Naturally Mallett’s problems at lock, problems which involve playing Andre Venter out of position there, would have been far less dramatic if, instead of summoning Jannes Labuschagne to the Antipodes, he had made a diplomatic phone call to Mark Andrews who, according to Ian McIntosh, is fit and raring to go in Durban. Mallett would have liked to pair De Wet Barry and Japie Mulder in the midfield, but Mulder preceded Krynauw Otto on the plane home with a bicep injury that mercifully looks a lot less serious than the original diagnosis. And he would also have liked to pick Henry Honiball at flyhalf, but Henry says he is retired, despite the fact that he is likely to play some Currie Cup rugby for Natal this year. So, after the mandatory three-week stand down for concussion, it’s Braam van Straaten’s turn again in the number 10 shirt. He cannot help but suffer by comparison to Mehrtens, but at least he will shore up the midfield defence rather better than the out-of-his-depth Louis Koen.

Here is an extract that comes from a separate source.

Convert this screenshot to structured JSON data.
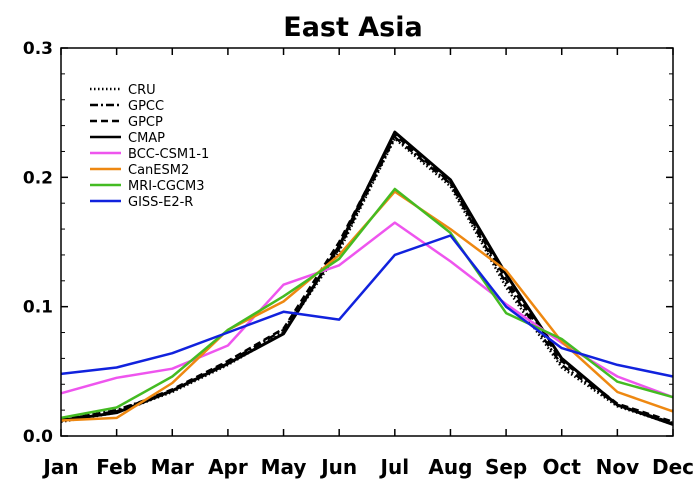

The Springboks can win the match if they do not miss one tackle in 80 minutes and if Van Straaten kicks all his goals. The latter has more chance of coming true than the former and for that reason the Springboks are likely to return to Australia on Sunday night having lost their third successive Test match. If it were to become four in a row Mallet, Solomons et al, contracts notwithstanding, might be seeking fresh employment for August.